Les marques de luxe ont intensifié leurs efforts de commerce électronique pendant la pandémie, mais vous écrivez que les magasins physiques resteront “immortels” pour le luxe. Pourquoi?

Le luxe sera l’une des rares industries à privilégier la brique et l’interaction physique par rapport aux ventes en ligne. Au cours de la prochaine décennie, les ventes en ligne représenteront jusqu’à 20 % des ventes de produits de luxe.

Pour l’instant, le luxe est le fait de nouveaux acheteurs. Nous parlons beaucoup du storytelling entre les marques et les consommateurs. Mais ce qui est plus important, c’est ce qui se passe entre amis lors de ce premier achat de luxe. Est-ce que je vais dire à mon ami que je viens d’acheter un sac Louis Vuitton en ligne, que j’ai cliqué deux fois et qu’il m’a été expédié dans les 24 heures? Ce n’est pas une histoire.

Mais la brique doit changer. Les gens recherchent la surprise et le plaisir. Ils veulent être divertis et éduqués. Les détaillants de luxe ne peuvent pas prendre le risque que le consommateur entre dans le magasin et ressente une impression de déjà vu. Leur principal défi est d’offrir à la cliente ce qu’elle n’a jamais vu auparavant. Ils devront installer de nouveaux présentoirs, intégrer des objets d’art et proposer des assortiments de produits ciblés. Ils devront également trouver des moyens novateurs de communiquer et d’accueillir les consommateurs dans leurs magasins.

Que veulent les consommateurs fortunés en 2021?

Nous assistons à une poursuite du schéma des trois derniers mois. Cela peut se résumer à “acheter moins, mais acheter mieux“. Ces produits dits “vedettes” qu’ils achètent sont en fait des classiques. De nombreuses marques ont revisité leurs classiques. C’est hilarant parce que les jeunes pensent qu’ils sont nouveaux et cool, même si beaucoup de ces produits ont été créés il y a des décennies.

Les marques de cette industrie du luxe utiliseront-elles des diamants cultivés en laboratoire?

Même des marques de luxe comme Cartier, Tiffany & Co. et Bulgari utiliseront principalement des diamants produits en laboratoire comme pierres d’accent dans leurs bijoux et leurs montres, avec une transparence totale sur ce point.
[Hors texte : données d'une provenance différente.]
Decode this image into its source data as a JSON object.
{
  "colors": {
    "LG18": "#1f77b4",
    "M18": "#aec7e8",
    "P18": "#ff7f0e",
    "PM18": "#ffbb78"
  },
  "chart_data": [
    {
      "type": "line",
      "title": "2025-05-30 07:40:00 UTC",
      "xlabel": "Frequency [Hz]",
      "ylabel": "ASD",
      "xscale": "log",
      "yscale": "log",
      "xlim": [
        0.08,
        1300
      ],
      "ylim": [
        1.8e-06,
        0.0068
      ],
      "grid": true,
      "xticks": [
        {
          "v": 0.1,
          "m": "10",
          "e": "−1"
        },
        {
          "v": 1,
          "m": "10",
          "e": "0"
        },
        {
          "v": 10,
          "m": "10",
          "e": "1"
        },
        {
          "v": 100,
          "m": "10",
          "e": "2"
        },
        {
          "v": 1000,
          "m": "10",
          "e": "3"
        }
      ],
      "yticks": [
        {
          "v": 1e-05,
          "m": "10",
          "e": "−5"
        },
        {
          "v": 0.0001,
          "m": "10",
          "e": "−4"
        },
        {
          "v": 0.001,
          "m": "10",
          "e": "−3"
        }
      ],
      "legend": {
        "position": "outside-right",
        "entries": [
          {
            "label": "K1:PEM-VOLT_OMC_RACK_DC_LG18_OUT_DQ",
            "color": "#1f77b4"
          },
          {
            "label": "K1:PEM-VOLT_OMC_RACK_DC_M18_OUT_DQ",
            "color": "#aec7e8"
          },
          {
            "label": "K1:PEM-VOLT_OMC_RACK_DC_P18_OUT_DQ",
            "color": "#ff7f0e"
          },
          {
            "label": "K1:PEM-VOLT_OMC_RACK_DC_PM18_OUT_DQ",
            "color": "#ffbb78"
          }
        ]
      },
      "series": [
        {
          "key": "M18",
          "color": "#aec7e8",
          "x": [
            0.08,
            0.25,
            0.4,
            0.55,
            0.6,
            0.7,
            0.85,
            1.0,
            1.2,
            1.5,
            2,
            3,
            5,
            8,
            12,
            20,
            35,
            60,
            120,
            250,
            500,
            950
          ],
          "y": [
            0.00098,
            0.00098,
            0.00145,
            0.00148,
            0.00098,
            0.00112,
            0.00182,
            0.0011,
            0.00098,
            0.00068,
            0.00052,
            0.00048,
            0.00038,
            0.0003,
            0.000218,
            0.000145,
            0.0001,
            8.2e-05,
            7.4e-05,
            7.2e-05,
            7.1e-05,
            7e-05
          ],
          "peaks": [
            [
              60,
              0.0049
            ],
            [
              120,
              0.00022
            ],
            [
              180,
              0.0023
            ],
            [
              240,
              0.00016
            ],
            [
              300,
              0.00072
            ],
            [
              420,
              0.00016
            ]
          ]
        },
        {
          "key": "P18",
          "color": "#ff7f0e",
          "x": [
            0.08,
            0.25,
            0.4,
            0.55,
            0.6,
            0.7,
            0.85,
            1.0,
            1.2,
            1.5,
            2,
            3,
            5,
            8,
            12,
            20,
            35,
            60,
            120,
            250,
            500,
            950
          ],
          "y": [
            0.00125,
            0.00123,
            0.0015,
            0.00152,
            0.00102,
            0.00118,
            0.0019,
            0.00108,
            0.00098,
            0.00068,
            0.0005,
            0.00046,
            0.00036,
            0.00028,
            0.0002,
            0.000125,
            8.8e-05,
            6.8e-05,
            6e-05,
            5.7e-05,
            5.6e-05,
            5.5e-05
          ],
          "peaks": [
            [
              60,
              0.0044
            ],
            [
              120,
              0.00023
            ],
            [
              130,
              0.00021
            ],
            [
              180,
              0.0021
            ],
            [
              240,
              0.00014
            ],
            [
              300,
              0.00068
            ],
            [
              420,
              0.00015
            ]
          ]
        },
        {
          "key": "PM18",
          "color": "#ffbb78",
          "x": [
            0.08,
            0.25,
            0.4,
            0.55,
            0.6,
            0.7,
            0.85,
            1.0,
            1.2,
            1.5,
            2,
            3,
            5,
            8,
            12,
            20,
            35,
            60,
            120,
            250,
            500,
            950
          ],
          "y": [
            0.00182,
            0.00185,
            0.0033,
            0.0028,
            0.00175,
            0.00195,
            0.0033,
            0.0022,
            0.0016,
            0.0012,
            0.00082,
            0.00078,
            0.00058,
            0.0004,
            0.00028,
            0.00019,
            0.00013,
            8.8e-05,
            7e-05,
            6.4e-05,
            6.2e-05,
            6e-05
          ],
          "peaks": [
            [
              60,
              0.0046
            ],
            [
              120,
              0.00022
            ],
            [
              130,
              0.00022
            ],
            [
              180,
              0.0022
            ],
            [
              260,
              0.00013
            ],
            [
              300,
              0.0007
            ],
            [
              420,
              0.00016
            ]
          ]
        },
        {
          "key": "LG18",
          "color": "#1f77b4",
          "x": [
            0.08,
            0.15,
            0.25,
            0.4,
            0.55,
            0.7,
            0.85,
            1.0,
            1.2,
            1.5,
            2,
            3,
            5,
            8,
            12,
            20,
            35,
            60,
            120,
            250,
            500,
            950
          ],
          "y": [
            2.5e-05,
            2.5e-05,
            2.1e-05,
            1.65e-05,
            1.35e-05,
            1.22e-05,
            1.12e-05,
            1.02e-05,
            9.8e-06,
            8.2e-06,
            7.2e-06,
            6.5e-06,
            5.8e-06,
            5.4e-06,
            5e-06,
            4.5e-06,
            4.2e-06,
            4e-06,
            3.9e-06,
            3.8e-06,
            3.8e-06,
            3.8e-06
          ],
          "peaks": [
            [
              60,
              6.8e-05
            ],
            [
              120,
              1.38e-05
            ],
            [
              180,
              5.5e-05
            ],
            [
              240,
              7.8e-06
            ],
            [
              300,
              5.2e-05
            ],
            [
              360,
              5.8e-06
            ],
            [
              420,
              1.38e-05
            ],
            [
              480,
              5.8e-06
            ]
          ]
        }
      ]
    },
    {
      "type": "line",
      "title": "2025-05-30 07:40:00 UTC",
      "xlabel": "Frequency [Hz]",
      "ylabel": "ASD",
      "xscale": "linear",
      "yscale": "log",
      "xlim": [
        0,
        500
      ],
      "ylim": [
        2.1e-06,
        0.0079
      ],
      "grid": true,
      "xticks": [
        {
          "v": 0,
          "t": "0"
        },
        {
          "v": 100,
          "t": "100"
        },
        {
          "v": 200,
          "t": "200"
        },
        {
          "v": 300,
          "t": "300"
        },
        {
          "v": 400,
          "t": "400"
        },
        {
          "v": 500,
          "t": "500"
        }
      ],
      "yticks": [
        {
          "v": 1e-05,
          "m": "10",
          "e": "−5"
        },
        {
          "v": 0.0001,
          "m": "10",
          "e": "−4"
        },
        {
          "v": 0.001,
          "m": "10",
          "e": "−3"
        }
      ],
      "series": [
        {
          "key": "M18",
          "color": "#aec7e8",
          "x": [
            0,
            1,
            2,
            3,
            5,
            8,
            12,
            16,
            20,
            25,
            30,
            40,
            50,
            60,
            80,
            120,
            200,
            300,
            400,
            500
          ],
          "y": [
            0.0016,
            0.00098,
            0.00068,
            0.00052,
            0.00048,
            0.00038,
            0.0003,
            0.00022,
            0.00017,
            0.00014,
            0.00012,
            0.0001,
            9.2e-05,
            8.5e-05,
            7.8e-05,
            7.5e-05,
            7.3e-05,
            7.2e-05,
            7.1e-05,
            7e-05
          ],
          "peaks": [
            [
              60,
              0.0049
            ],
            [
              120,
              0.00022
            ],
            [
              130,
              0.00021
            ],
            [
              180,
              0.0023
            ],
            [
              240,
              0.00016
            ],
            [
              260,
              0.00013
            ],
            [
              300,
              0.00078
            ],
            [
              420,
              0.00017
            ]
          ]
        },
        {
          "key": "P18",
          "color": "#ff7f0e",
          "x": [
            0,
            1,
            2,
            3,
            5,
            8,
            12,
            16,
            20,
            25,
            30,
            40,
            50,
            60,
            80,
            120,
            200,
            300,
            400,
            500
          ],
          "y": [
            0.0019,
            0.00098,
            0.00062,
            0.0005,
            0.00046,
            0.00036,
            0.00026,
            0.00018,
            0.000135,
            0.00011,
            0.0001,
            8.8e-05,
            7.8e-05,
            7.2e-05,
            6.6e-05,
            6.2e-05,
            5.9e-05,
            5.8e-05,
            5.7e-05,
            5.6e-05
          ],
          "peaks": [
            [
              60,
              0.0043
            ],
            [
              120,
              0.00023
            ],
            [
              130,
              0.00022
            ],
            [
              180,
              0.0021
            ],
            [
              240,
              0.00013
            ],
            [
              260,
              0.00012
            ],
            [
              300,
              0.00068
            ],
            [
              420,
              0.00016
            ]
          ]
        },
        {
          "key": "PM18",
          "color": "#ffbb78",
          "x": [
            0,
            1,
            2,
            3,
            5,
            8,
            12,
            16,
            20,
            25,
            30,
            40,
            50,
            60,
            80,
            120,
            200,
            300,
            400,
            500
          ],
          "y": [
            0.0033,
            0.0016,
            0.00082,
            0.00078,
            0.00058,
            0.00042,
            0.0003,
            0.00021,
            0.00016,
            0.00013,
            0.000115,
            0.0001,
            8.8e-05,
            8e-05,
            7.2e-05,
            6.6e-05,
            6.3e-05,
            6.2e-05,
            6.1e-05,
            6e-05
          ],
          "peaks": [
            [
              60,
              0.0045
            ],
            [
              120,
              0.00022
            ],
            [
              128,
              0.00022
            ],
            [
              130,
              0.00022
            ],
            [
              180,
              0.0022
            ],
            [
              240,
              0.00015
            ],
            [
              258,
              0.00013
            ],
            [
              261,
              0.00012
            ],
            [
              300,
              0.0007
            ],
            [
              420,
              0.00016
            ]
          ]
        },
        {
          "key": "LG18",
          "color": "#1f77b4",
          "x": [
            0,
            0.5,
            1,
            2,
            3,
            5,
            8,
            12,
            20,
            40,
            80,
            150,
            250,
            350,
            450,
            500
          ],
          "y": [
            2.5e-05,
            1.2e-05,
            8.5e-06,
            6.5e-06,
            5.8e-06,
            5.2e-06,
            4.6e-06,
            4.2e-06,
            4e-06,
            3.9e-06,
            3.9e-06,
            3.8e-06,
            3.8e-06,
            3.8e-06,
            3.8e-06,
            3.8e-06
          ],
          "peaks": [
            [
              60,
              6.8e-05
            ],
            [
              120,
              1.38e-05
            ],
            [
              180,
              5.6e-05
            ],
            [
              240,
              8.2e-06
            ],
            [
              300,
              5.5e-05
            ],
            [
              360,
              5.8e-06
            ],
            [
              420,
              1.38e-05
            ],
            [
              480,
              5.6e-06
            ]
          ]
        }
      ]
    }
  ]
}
Les diamants obtenus par extraction continueront à être utilisés pour les pierres centrales. Ce sera encore plus le cas pour les pièces plus chères et les créations sur mesure.

La technologie va-t-elle déstabiliser notre industrie du luxe?

Elle affecte les matériaux et la production. Mais en raison de la nature même du luxe, la technologie ne rendra pas le luxe obsolète. Le luxe n’est pas une chose dont nous avons absolument besoin, mais il est très difficile de résister à la tentation. Le luxe peut être une forme d’évasion, ou il peut simplement vous faire sourire.